On Monday, May 16, I watched the webcast from the Heritage Foundation called, “God and Party Politics: A Conversation.” Jim Wallis, editor of Sojourners, represented the Left, and Joseph Loconte, Heritage’s William E. Simon Fellow in Religion and a Free Society, represented the Right. Both said the other misconstrued their words a bit.
Wallis opened by saying “religion should not be ideologically predictable” or loyal to a political party. He called himself “a nineteenth century evangelical,” praising Charles Finney for devising the altar call and using it as an opportunity to sign people up for an antislaveryy campaign. “The Right,” he said, “needs to broaden its thinking on values.” The most surprising of his statements was that Americans had the resources to end world poverty, if we only had the moral and political will to use those resources.
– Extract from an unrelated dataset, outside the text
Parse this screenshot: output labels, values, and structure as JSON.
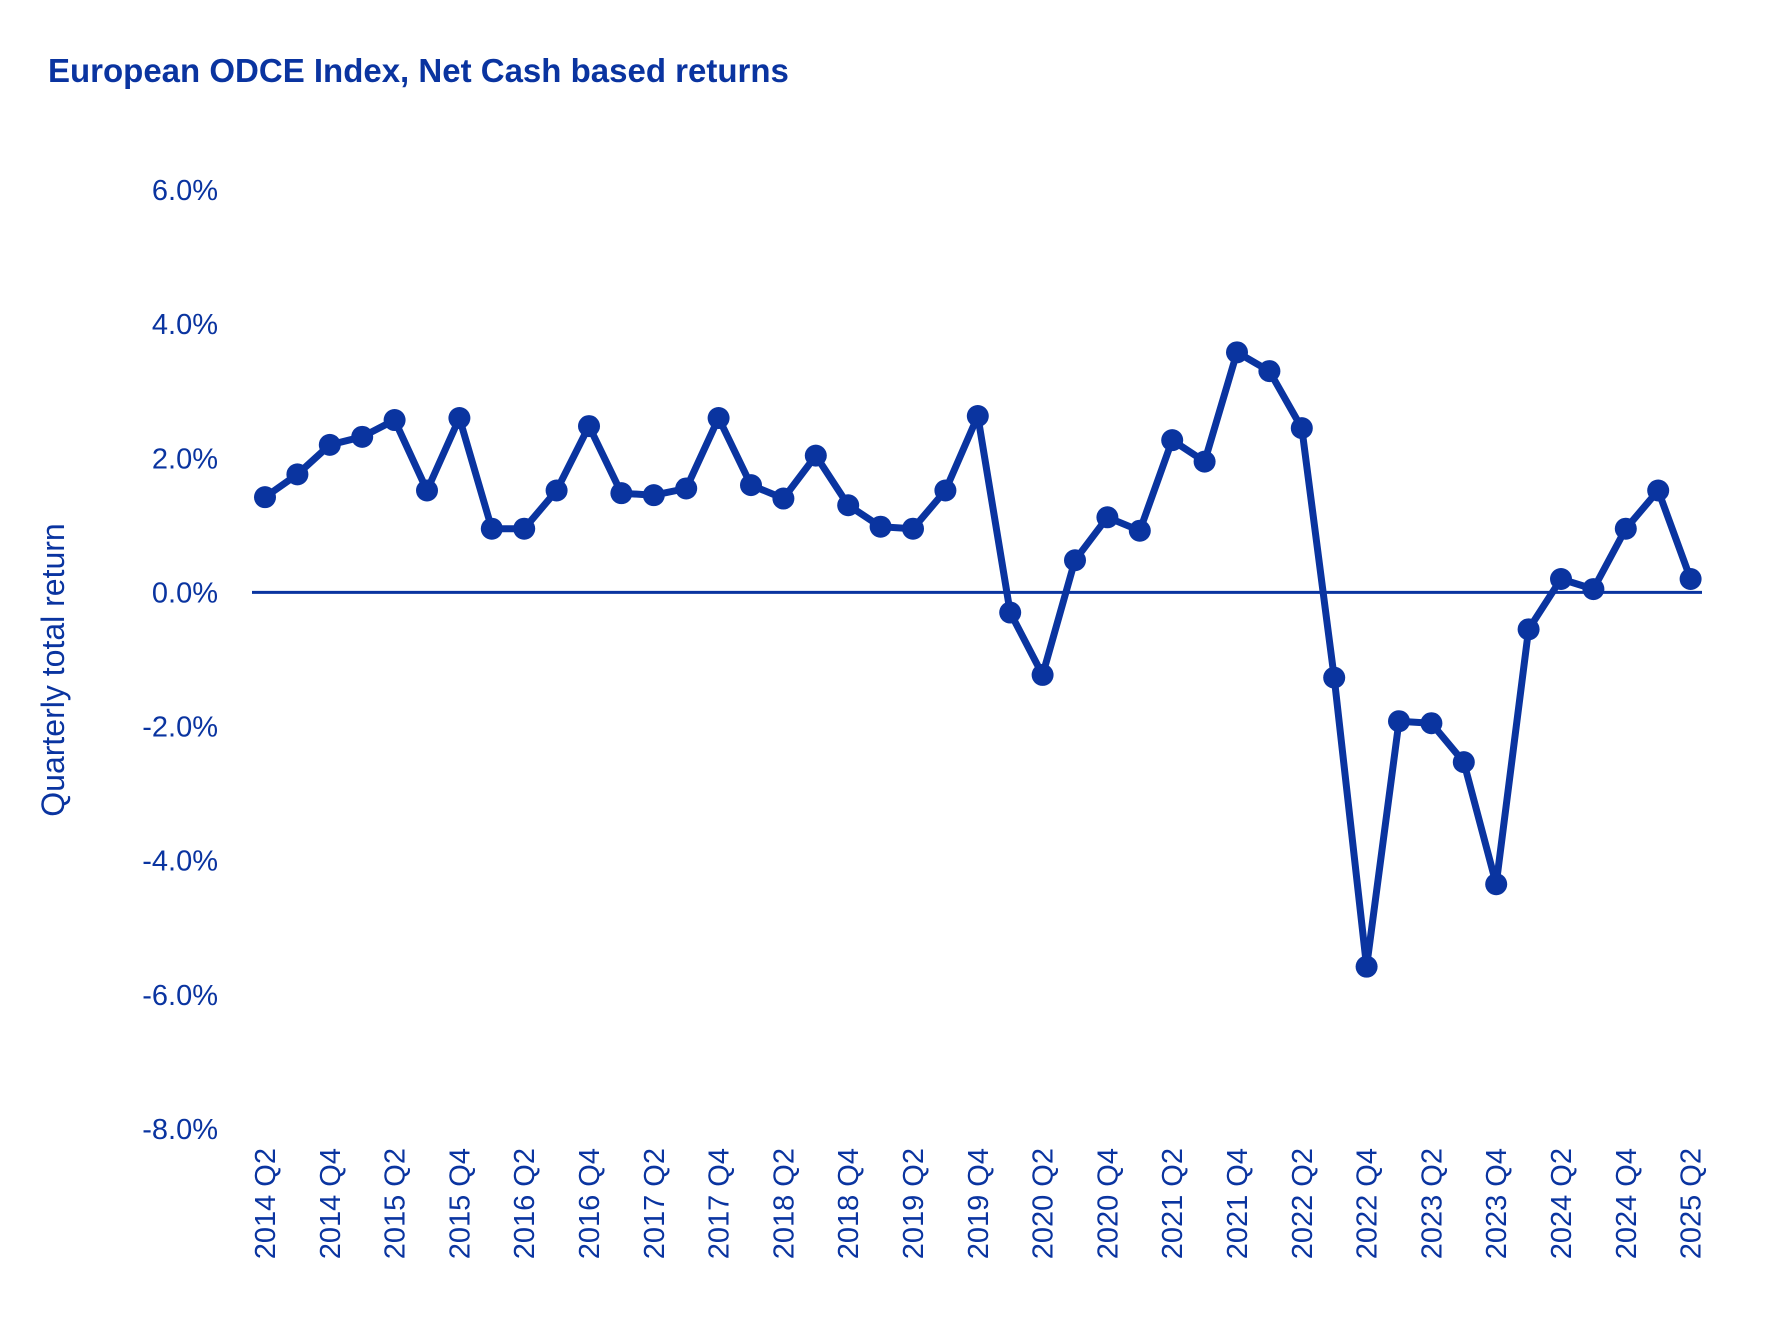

Loconte argued that Wallis was wrong to promote direct applications of Old Testament commands to the U.S. He said that Israel was a theocracy, and God made the rules for them; but the U.S. is a secular democracy, so some kind of translation must be made if a truth in the Old Testament is to be applied to our country. In this way, Loconte said, Wallis and the Religious Left were using a “literalist,” even “fundamentalist,” interpretation of the Bible, something the Right is often accused of.
I think Wallis made some good points, but I find that political liberals can make plenty of good or seemingly good points which don’t pan out in the end. For instance, Wallis opposes the intervention in Iraq, but claims to support intervention “to save civil rights” in general when the time is right. I fear that the time is never right when real opportunities come. To this, Loconte said that it isn’t the government’s role “to turn my neighbor’s cheek,” giving no practical help to the one who suffers injustice. The government’s role, as I understand it from Scripture, is to promote mercy and defend justice.
Wallis went on to say that most of the world’s evangelicals agreed with him on the Iraq war.